И снова стало тихо в палате. Наконец Фабер спросил:
— Когда Горан был доставлен к вам транспортом ООН, он был в этом ужасном состоянии из-за того, что врачи в Сараево не могли больше обеспечить его медикаментами?
— Они должны были, по меньшей мере, иметь важнейшие медикаменты. Кроме того, после последнего обследования мы дали Горану с собой большой запас лекарств. Нет, причина не в этом.
— В чем же тогда?
— Мы еще не знаем этого, господин Джордан. Сначала мы должны постараться поддержать в Горане жизнь и продвинуться настолько, чтобы можно было провести биопсию! Под местным наркозом мы должны получить из ткани печени цилиндр длиной от одного до двух сантиметров. Может быть, патолог тогда скажет нам, что там случилось. Острую реакцию отторжения и связанное с этим ужасное состояние Горана могла вызвать и вирусная инфекция, такая как гепатит, цитомегалия и другие.
2
Постучали, и вошла светловолосая врач, которая утром принимала Фабера и выдала ему халат и именную табличку.
— Вот и я наконец, — сказала Юдифь Ромер. — Извини, Мартин! — Затем она поздоровалась с Фабером.
— Как дела у Курти? — спросил Белл.
— Он успокоился, — сказала врач. — Из-за отца нам пришлось все же вызывать полицию. Мать теперь в гостинице.
Она объяснила Фаберу:
— Эта мама привезла к нам трехлетнего малыша. Лейкемия. Она живет отдельно от мужа. Он — хронический алкоголик без работы, постоянно избивал жену и ребенка. Он прознал, что мать привезла к нам Курти, объявился здесь и потребовал, чтобы оба ушли с ним. Совершенно пьяный. Снова избил жену. Ребенок забрался под кровать и кричал от страха. Санитары попытались защитить обоих. Отец поранил одного из них. Все отделение в панике. Оставалось только вызвать полицию. Его забрали. Теперь ему запрещено сюда являться. Уже подключился попечительский суд. При ускоренном рассмотрении дела за матерью будут признаны исключительные родительские права. Все это очень печально, но что нам делать? В первую очередь мы должны защитить ребенка, не так ли?
— Несомненно, — сказал Фабер.
«Кто имеет право опеки над Гораном? Мира? А если с Мирой что-нибудь случится? Тогда на очереди — я? Туннель!»

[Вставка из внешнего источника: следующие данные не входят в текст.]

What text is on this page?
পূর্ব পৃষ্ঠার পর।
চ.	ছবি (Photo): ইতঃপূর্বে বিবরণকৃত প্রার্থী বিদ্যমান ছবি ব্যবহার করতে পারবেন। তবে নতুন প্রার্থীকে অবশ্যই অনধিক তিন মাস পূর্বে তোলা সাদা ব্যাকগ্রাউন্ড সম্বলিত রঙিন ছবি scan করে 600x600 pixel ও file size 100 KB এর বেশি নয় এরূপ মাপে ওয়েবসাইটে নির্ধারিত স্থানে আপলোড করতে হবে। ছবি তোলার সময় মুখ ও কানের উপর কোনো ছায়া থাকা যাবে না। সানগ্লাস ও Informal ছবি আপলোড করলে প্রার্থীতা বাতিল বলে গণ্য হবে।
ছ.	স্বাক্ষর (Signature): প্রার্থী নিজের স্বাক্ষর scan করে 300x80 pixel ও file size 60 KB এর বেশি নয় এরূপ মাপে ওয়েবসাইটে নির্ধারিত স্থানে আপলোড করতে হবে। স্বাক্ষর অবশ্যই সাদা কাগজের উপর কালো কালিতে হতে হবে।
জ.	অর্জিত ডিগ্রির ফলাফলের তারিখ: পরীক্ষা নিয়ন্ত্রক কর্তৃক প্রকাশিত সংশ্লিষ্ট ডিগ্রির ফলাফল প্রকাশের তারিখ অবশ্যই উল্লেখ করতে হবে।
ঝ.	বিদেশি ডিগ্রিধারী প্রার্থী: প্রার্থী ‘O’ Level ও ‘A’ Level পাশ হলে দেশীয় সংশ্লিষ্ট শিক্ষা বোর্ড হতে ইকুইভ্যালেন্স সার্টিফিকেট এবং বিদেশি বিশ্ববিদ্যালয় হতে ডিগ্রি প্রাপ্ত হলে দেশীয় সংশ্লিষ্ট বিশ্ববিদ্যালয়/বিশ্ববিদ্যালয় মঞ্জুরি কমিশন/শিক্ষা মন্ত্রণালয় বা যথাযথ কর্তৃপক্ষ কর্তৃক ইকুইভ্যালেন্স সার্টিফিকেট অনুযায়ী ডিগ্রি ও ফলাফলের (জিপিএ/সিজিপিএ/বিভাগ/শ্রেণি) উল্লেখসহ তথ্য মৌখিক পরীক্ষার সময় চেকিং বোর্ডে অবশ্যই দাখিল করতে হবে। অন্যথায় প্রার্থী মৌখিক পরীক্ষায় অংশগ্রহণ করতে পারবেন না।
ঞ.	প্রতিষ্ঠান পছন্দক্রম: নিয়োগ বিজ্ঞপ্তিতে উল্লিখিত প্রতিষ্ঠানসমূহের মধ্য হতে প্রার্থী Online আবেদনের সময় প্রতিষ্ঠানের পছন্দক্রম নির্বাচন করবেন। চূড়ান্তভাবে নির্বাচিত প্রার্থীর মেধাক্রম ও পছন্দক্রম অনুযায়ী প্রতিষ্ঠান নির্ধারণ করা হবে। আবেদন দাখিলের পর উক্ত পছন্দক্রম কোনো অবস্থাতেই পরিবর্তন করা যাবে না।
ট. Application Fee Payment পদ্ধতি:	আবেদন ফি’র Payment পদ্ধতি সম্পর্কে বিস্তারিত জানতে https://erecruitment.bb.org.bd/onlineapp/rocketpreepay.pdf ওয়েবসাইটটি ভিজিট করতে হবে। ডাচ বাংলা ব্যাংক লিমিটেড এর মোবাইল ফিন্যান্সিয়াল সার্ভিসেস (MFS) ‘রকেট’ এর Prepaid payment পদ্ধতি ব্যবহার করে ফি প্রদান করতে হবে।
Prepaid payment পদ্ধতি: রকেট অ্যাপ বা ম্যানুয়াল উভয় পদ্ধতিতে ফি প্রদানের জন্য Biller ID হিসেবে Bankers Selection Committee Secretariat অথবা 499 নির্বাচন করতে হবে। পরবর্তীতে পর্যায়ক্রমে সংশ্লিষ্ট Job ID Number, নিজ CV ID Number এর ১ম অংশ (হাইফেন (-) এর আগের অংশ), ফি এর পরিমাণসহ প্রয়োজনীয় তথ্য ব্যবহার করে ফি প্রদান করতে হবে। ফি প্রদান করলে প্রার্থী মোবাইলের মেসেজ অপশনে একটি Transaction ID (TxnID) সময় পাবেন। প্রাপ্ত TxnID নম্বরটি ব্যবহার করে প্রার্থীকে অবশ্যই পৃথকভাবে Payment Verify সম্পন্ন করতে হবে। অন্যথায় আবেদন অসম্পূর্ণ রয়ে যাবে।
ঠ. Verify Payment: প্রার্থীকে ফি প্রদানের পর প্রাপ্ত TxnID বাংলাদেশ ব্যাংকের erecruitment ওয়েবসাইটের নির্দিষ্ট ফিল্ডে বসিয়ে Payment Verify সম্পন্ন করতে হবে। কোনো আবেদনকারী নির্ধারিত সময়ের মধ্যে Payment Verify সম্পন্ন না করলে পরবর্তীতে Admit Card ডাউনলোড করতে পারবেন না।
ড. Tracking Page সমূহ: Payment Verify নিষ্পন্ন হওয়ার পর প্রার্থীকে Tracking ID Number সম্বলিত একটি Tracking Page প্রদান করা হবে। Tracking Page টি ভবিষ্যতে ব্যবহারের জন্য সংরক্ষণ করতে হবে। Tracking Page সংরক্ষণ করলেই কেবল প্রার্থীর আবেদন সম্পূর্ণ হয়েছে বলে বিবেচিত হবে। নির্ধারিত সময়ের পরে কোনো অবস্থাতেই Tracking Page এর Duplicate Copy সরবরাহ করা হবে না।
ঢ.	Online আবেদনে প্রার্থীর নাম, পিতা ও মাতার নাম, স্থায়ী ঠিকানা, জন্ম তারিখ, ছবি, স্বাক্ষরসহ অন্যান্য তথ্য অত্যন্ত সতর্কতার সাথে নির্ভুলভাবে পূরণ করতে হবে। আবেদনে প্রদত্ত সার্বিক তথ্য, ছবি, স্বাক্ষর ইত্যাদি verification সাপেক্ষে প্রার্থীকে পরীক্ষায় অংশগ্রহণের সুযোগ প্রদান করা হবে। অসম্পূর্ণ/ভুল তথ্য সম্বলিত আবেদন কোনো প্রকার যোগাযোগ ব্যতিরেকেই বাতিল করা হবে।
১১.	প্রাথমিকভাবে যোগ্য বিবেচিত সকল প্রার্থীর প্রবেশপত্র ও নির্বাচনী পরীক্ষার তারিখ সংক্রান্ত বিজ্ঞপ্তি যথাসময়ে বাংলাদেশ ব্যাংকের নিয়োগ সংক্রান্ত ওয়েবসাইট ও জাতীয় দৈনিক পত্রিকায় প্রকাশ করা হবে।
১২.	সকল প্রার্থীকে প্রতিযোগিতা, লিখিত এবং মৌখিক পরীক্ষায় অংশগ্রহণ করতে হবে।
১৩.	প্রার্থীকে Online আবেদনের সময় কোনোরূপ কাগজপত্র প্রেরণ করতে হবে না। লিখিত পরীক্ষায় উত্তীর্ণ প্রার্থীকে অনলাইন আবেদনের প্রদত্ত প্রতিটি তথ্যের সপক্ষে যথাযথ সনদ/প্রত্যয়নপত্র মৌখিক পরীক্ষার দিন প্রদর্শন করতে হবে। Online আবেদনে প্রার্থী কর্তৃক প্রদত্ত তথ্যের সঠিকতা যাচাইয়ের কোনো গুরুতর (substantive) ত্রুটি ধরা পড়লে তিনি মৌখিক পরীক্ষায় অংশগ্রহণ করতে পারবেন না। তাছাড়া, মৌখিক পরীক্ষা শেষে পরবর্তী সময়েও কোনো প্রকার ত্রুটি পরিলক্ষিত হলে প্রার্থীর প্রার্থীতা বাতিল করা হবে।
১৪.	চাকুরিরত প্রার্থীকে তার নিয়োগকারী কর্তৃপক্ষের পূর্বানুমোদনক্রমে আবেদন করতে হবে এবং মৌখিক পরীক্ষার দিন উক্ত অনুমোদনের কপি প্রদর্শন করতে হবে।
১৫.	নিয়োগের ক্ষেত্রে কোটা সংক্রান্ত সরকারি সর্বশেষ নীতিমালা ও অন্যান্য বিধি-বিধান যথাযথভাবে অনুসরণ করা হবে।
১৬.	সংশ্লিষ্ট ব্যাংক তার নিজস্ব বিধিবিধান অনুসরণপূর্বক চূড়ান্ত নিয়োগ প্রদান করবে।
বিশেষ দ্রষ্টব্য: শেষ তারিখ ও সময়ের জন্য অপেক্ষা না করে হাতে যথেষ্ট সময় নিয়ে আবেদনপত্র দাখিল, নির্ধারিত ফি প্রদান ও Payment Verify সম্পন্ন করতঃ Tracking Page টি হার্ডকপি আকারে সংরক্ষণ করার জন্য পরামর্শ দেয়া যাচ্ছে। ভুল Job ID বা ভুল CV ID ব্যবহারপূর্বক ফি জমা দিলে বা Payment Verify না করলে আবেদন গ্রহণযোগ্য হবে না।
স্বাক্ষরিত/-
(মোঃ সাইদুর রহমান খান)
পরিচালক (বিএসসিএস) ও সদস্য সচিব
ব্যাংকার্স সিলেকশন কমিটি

— Ко всем прочим проблемам у нас, к сожалению, добавляются и такие, — сказал Белл.
Юдифь Ромер обследовала Горана.
— Сон глубокий, — сказала она. — Состояние без изменений. Отправляйся, наконец, домой, Мартин! Я останусь здесь, пока не придет сестра ночной смены. Потом я еще должна заняться лабораторными анализами. Итак, до завтра!
Фабер сказал Горану:
— Завтра деда снова придет.
Мальчик не реагировал.
— Вы должны говорить громко!
Фабер повторил фразу очень громко. Горан лежал неподвижно.
— Он сейчас не слышит ничего и никого, — сказал Белл. — Спокойной ночи, Юдифь.
— Спокойной ночи, Мартин! И вам спокойной ночи, господин Джордан, — сказала врач.
Фабер кивнул.
«Записать, — думал он. — Если бы я мог все записать, если бы только я мог еще писать!»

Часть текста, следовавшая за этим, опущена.